1. Probiotika-Therapie

Ist der Darm im Ungleichgewicht, kann sich das beispielsweise durch Verdauungsbeschwerden, Krämpfe, unregelmäßigen Stuhl, Durchfall oder Pusteln rund um den Mundbereich äußern. In diesem Fall empfiehlt es sich, eine Probiotika-Kur zu versuchen. Hierbei werden lebende Bakterien und Hefepilze in Form von Kapseln oder Pulver zur Unterstützung der „guten Darmbakterien“ eingenommen und helfen so, Krankheitserreger zu bekämpfen, Entzündungen zu lindern und die Darmflora wieder ins Gleichgewicht zu bringen. Probiotika sind rezeptfrei in der Apotheke erhältlich.
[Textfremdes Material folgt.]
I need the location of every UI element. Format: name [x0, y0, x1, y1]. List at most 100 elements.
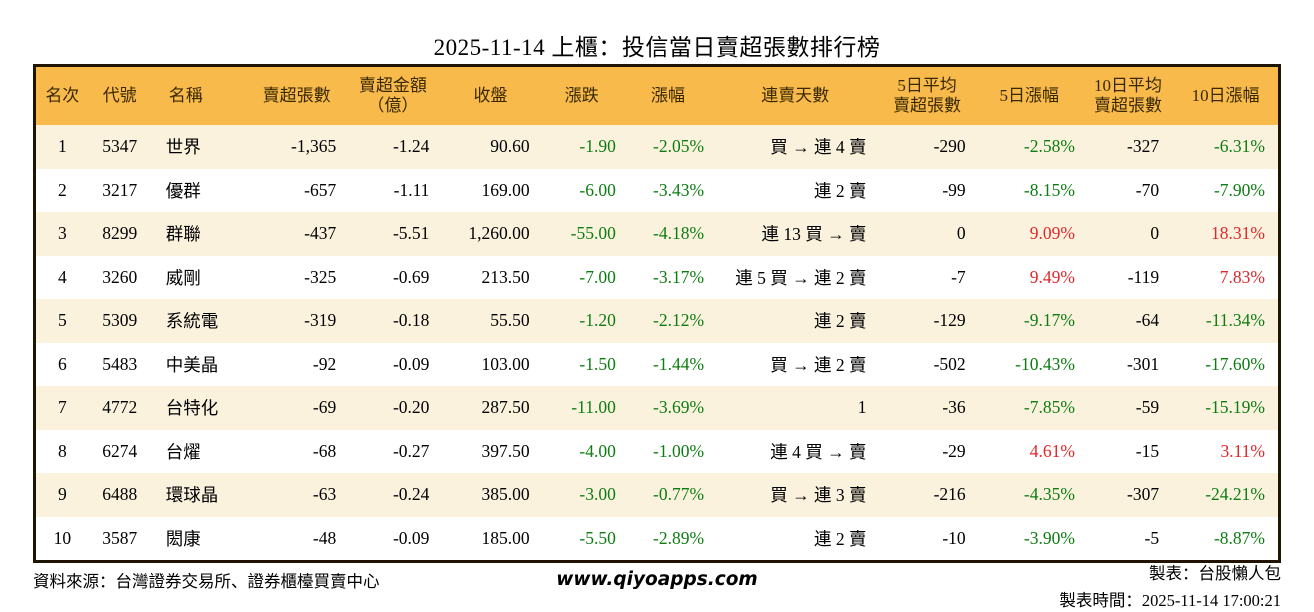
cell-change: -11.00 [571, 397, 616, 418]
column-header-change: 漲跌 [539, 65, 624, 125]
ranking-table: 名次 代號 名稱 賣超張數 賣超金額 （億） 收盤 漲跌 漲幅 連賣天數 5日平均 賣超張數 5日漲… [33, 64, 1281, 563]
cell-sell_amount: -0.69 [392, 266, 430, 287]
cell-change_pct: -4.18% [653, 223, 705, 244]
cell-sell_amount: -0.24 [392, 484, 430, 505]
cell-streak: 連 2 賣 [813, 311, 867, 332]
table-row: 3 8299 群聯 -437 -5.51 1,260.00 -55.00 -4.18% 連 13… [34, 212, 1280, 256]
column-header-rank: 名次 [34, 65, 89, 125]
header-row: 名次 代號 名稱 賣超張數 賣超金額 （億） 收盤 漲跌 漲幅 連賣天數 5日平均 賣超張數 5日漲… [34, 65, 1280, 125]
table-row: 2 3217 優群 -657 -1.11 169.00 -6.00 -3.43% 連 2 賣 -9… [34, 168, 1280, 212]
cell-avg10: -15 [1135, 440, 1160, 461]
cell-name: 群聯 [165, 224, 201, 245]
cell-pct10: -7.90% [1213, 179, 1265, 200]
cell-code: 6274 [102, 440, 138, 461]
table-row: 10 3587 閎康 -48 -0.09 185.00 -5.50 -2.89% 連 2 賣 -1… [34, 516, 1280, 562]
cell-pct5: -8.15% [1023, 179, 1075, 200]
cell-avg5: -290 [933, 136, 966, 157]
column-header-name: 名稱 [150, 65, 249, 125]
cell-change_pct: -3.17% [653, 266, 705, 287]
cell-pct5: -7.85% [1023, 397, 1075, 418]
cell-avg10: -5 [1144, 527, 1160, 548]
cell-code: 3260 [102, 266, 138, 287]
cell-sell_shares: -1,365 [291, 136, 337, 157]
column-header-pct5: 5日漲幅 [975, 65, 1083, 125]
cell-close: 169.00 [481, 179, 530, 200]
maker-block: 製表：台股懶人包 製表時間：2025-11-14 17:00:21 [1059, 560, 1281, 612]
cell-avg10: -59 [1135, 397, 1160, 418]
column-header-pct10: 10日漲幅 [1173, 65, 1280, 125]
data-source-note: 資料來源：台灣證券交易所、證券櫃檯買賣中心 [33, 572, 380, 591]
maker-label: 製表：台股懶人包 [1149, 564, 1281, 583]
column-header-sell_amount: 賣超金額 （億） [344, 65, 442, 125]
cell-pct5: -4.35% [1023, 484, 1075, 505]
cell-name: 優群 [165, 180, 201, 201]
cell-close: 397.50 [481, 440, 530, 461]
cell-sell_shares: -68 [312, 440, 337, 461]
cell-sell_amount: -0.09 [392, 353, 430, 374]
column-header-sell_shares: 賣超張數 [249, 65, 345, 125]
column-header-avg10: 10日平均 賣超張數 [1082, 65, 1174, 125]
table-row: 1 5347 世界 -1,365 -1.24 90.60 -1.90 -2.05% 買 → 連 … [34, 125, 1280, 169]
cell-streak: 買 → 連 4 賣 [770, 137, 867, 158]
cell-change_pct: -0.77% [653, 484, 705, 505]
cell-avg10: -64 [1135, 310, 1160, 331]
cell-change_pct: -3.43% [653, 179, 705, 200]
cell-change: -6.00 [579, 179, 616, 200]
cell-close: 1,260.00 [468, 223, 530, 244]
cell-close: 185.00 [481, 527, 530, 548]
table-body: 1 5347 世界 -1,365 -1.24 90.60 -1.90 -2.05% 買 → 連 … [34, 125, 1280, 562]
cell-sell_amount: -0.09 [392, 527, 430, 548]
cell-sell_amount: -0.18 [392, 310, 430, 331]
column-header-streak: 連賣天數 [712, 65, 879, 125]
cell-avg10: -119 [1127, 266, 1160, 287]
cell-name: 閎康 [165, 528, 201, 549]
cell-rank: 7 [57, 397, 67, 418]
cell-code: 3587 [102, 527, 138, 548]
cell-sell_amount: -0.27 [392, 440, 430, 461]
website-url: www.qiyoapps.com [556, 569, 758, 590]
cell-sell_amount: -1.24 [392, 136, 430, 157]
cell-sell_shares: -63 [312, 484, 337, 505]
made-time: 製表時間：2025-11-14 17:00:21 [1059, 591, 1281, 610]
cell-close: 287.50 [481, 397, 530, 418]
cell-pct5: 4.61% [1029, 440, 1075, 461]
cell-pct10: -8.87% [1213, 527, 1265, 548]
cell-pct10: -6.31% [1213, 136, 1265, 157]
cell-avg5: -7 [951, 266, 966, 287]
cell-sell_shares: -69 [312, 397, 337, 418]
cell-pct10: -24.21% [1205, 484, 1265, 505]
column-header-close: 收盤 [441, 65, 540, 125]
cell-pct10: 3.11% [1220, 440, 1265, 461]
cell-code: 8299 [102, 223, 138, 244]
cell-sell_amount: -0.20 [392, 397, 430, 418]
cell-rank: 5 [57, 310, 67, 331]
cell-sell_shares: -319 [304, 310, 337, 331]
column-header-avg5: 5日平均 賣超張數 [878, 65, 976, 125]
cell-avg10: -327 [1127, 136, 1160, 157]
cell-pct10: -15.19% [1205, 397, 1265, 418]
cell-code: 6488 [102, 484, 138, 505]
cell-avg10: -307 [1127, 484, 1160, 505]
cell-name: 系統電 [165, 311, 219, 332]
cell-sell_amount: -5.51 [392, 223, 430, 244]
table-header: 名次 代號 名稱 賣超張數 賣超金額 （億） 收盤 漲跌 漲幅 連賣天數 5日平均 賣超張數 5日漲… [34, 65, 1280, 125]
cell-change_pct: -1.00% [653, 440, 705, 461]
cell-sell_shares: -325 [304, 266, 337, 287]
cell-change_pct: -2.05% [653, 136, 705, 157]
cell-pct5: -3.90% [1023, 527, 1075, 548]
cell-change: -7.00 [579, 266, 616, 287]
cell-name: 中美晶 [165, 354, 219, 375]
cell-close: 385.00 [481, 484, 530, 505]
cell-close: 55.50 [490, 310, 530, 331]
cell-avg5: 0 [956, 223, 966, 244]
table-row: 6 5483 中美晶 -92 -0.09 103.00 -1.50 -1.44% 買 → 連 2… [34, 342, 1280, 386]
cell-close: 103.00 [481, 353, 530, 374]
table-row: 4 3260 威剛 -325 -0.69 213.50 -7.00 -3.17% 連 5 買 →… [34, 255, 1280, 299]
cell-pct5: 9.09% [1029, 223, 1075, 244]
table-row: 5 5309 系統電 -319 -0.18 55.50 -1.20 -2.12% 連 2 賣 -1… [34, 299, 1280, 343]
column-header-code: 代號 [88, 65, 151, 125]
cell-pct10: 7.83% [1219, 266, 1265, 287]
cell-code: 4772 [102, 397, 138, 418]
cell-pct5: -10.43% [1015, 353, 1075, 374]
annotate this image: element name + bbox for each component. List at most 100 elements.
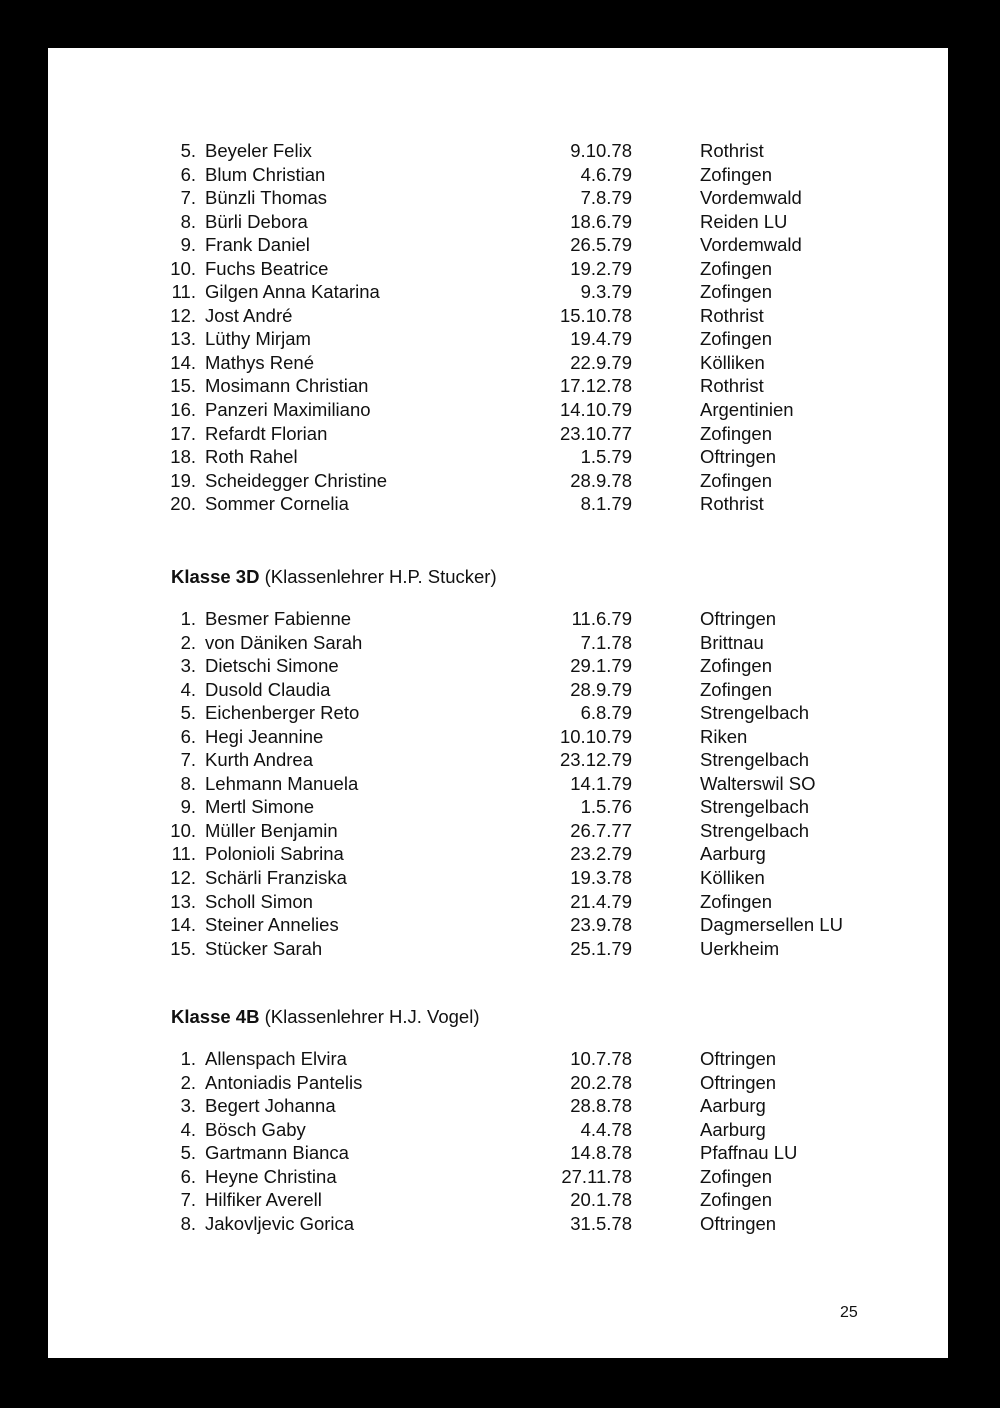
class-teacher: (Klassenlehrer H.J. Vogel) <box>264 1006 480 1027</box>
student-num: 11. <box>171 281 196 303</box>
student-date: 27.11.78 <box>561 1165 632 1187</box>
student-name: Hegi Jeannine <box>205 725 324 747</box>
student-row: 14. Mathys René 22.9.79 Kölliken <box>48 351 948 375</box>
student-date: 20.2.78 <box>570 1071 632 1093</box>
student-row: 12. Jost André 15.10.78 Rothrist <box>48 304 948 328</box>
student-name: Scholl Simon <box>205 890 313 912</box>
student-num: 2. <box>180 1071 196 1093</box>
student-city: Rothrist <box>700 493 764 515</box>
student-row: 19. Scheidegger Christine 28.9.78 Zofingen <box>48 469 948 493</box>
student-date: 21.4.79 <box>570 890 632 912</box>
student-list-4b: 1. Allenspach Elvira 10.7.78 Oftringen 2. Ant… <box>48 1047 948 1235</box>
student-city: Aarburg <box>700 1095 766 1117</box>
student-date: 6.8.79 <box>580 702 632 724</box>
student-name: Mertl Simone <box>205 796 314 818</box>
student-city: Aarburg <box>700 1118 766 1140</box>
student-date: 19.3.78 <box>570 867 632 889</box>
student-date: 1.5.79 <box>580 446 632 468</box>
student-num: 17. <box>170 422 196 444</box>
student-num: 3. <box>180 1095 196 1117</box>
student-name: Besmer Fabienne <box>205 608 352 629</box>
student-num: 7. <box>180 749 196 771</box>
student-name: Müller Benjamin <box>205 819 338 841</box>
student-city: Kölliken <box>700 867 765 889</box>
student-name: Bösch Gaby <box>205 1118 306 1140</box>
student-row: 15. Mosimann Christian 17.12.78 Rothrist <box>48 374 948 398</box>
student-city: Oftringen <box>700 446 777 468</box>
student-city: Zofingen <box>700 1189 772 1211</box>
student-row: 5. Eichenberger Reto 6.8.79 Strengelbach <box>48 701 948 725</box>
student-row: 3. Dietschi Simone 29.1.79 Zofingen <box>48 654 948 678</box>
student-date: 28.8.78 <box>570 1095 632 1117</box>
student-row: 12. Schärli Franziska 19.3.78 Kölliken <box>48 866 948 890</box>
student-name: Blum Christian <box>205 163 326 185</box>
student-name: Beyeler Felix <box>205 140 312 161</box>
student-name: von Däniken Sarah <box>205 631 363 653</box>
student-date: 7.1.78 <box>580 631 632 653</box>
student-num: 15. <box>170 375 196 397</box>
student-name: Scheidegger Christine <box>205 469 388 491</box>
student-num: 13. <box>170 328 196 350</box>
student-name: Fuchs Beatrice <box>205 257 329 279</box>
student-city: Oftringen <box>700 608 777 629</box>
student-name: Bünzli Thomas <box>205 187 328 209</box>
student-date: 14.1.79 <box>570 772 632 794</box>
student-city: Strengelbach <box>700 702 810 724</box>
student-name: Antoniadis Pantelis <box>205 1071 363 1093</box>
student-row: 1. Allenspach Elvira 10.7.78 Oftringen <box>48 1047 948 1071</box>
student-row: 7. Kurth Andrea 23.12.79 Strengelbach <box>48 748 948 772</box>
page-number: 25 <box>840 1304 858 1321</box>
student-city: Oftringen <box>700 1071 777 1093</box>
student-num: 14. <box>170 914 196 936</box>
student-name: Hilfiker Averell <box>205 1189 322 1211</box>
student-date: 7.8.79 <box>580 187 632 209</box>
student-name: Lüthy Mirjam <box>205 328 311 350</box>
student-name: Panzeri Maximiliano <box>205 399 371 421</box>
student-name: Dusold Claudia <box>205 678 331 700</box>
student-city: Reiden LU <box>700 210 788 232</box>
student-row: 18. Roth Rahel 1.5.79 Oftringen <box>48 445 948 469</box>
student-city: Rothrist <box>700 375 764 397</box>
class-heading-3d: Klasse 3D (Klassenlehrer H.P. Stucker) <box>171 566 497 588</box>
student-city: Strengelbach <box>700 796 810 818</box>
student-name: Gartmann Bianca <box>205 1142 349 1164</box>
student-city: Aarburg <box>700 843 766 865</box>
student-num: 4. <box>180 678 196 700</box>
student-num: 1. <box>180 608 196 629</box>
student-row: 9. Mertl Simone 1.5.76 Strengelbach <box>48 795 948 819</box>
student-row: 7. Bünzli Thomas 7.8.79 Vordemwald <box>48 186 948 210</box>
student-row: 4. Bösch Gaby 4.4.78 Aarburg <box>48 1118 948 1142</box>
student-num: 4. <box>180 1118 196 1140</box>
student-num: 12. <box>170 304 196 326</box>
student-num: 5. <box>180 702 196 724</box>
student-city: Zofingen <box>700 328 772 350</box>
student-date: 19.2.79 <box>570 257 632 279</box>
student-num: 13. <box>170 890 196 912</box>
student-date: 19.4.79 <box>570 328 632 350</box>
student-date: 15.10.78 <box>559 304 632 326</box>
student-num: 12. <box>170 867 196 889</box>
student-date: 17.12.78 <box>559 375 632 397</box>
class-title: Klasse 4B <box>171 1006 260 1027</box>
student-date: 4.6.79 <box>580 163 632 185</box>
student-name: Lehmann Manuela <box>205 772 359 794</box>
student-city: Vordemwald <box>700 187 802 209</box>
student-num: 2. <box>180 631 196 653</box>
student-date: 18.6.79 <box>570 210 632 232</box>
student-city: Zofingen <box>700 163 772 185</box>
student-num: 14. <box>170 351 196 373</box>
student-city: Walterswil SO <box>700 772 816 794</box>
student-name: Polonioli Sabrina <box>205 843 344 865</box>
student-city: Zofingen <box>700 890 772 912</box>
student-name: Begert Johanna <box>205 1095 336 1117</box>
student-num: 6. <box>180 725 196 747</box>
student-num: 16. <box>170 399 196 421</box>
student-name: Mosimann Christian <box>205 375 369 397</box>
student-date: 23.2.79 <box>570 843 632 865</box>
student-name: Schärli Franziska <box>205 867 347 889</box>
student-date: 9.10.78 <box>570 140 632 161</box>
student-row: 10. Müller Benjamin 26.7.77 Strengelbach <box>48 819 948 843</box>
student-date: 26.7.77 <box>570 819 632 841</box>
student-num: 6. <box>180 163 196 185</box>
student-row: 8. Bürli Debora 18.6.79 Reiden LU <box>48 210 948 234</box>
Eine regelmäßige Einnahme, die länger als 2 Wochen andauert, sollte jedoch mit dem Arzt des Vertrauens abgesprochen werden.

2. Joghurt (oder Kefir)

Bei der Herstellung von Joghurt wird die Milch entrahmt und mit Milchsäurebakterien versetzt, welche die Darmfunktion unterstützen und dafür sorgen, dass Krankheitserreger im Darm weniger Überlebenschancen haben. Aber auch beim Joghurt-Konsum gilt wie bei allem: Genuss mit Maß und Ziel. Zu viel Milchprodukte können übrigens durch das verstopfungsfördernde Milcheiweiß zu Verdauungsproblemen führen.

2. In Ruhe essen

Wer den Darm entlasten will, sollte darauf achten, stets gut zu kauen und seine Mahlzeiten in Ruhe zu genießen. Umso besser zerlegt die Nahrungsmittel im Darm ankommen, desto weniger muss dieser arbeiten.

3. Frühstück

Wer den Tag mit einem – im besten Fall warmen, gesunden – Frühstück beginnt, tut seinem Darm damit einen großen Gefallen. Vormittags läuft der Verdauungsapparat nämlich auf Hochtouren und kann Ballaststoffe, Eiweiße und Vitamine bestens verarbeiten.

4. Dinner Cancelling

Umso länger der Darm Abends, bzw. Nachts Zeit hat, um zu „ruhen“, desto besser. Wird bereits einige Stunden vor dem Zubettgehen mit dem Essen aufgehört, hat der Darm genug Zeit, sich zu regenerieren und den Hormonhaushalt bestmöglich zu regulieren.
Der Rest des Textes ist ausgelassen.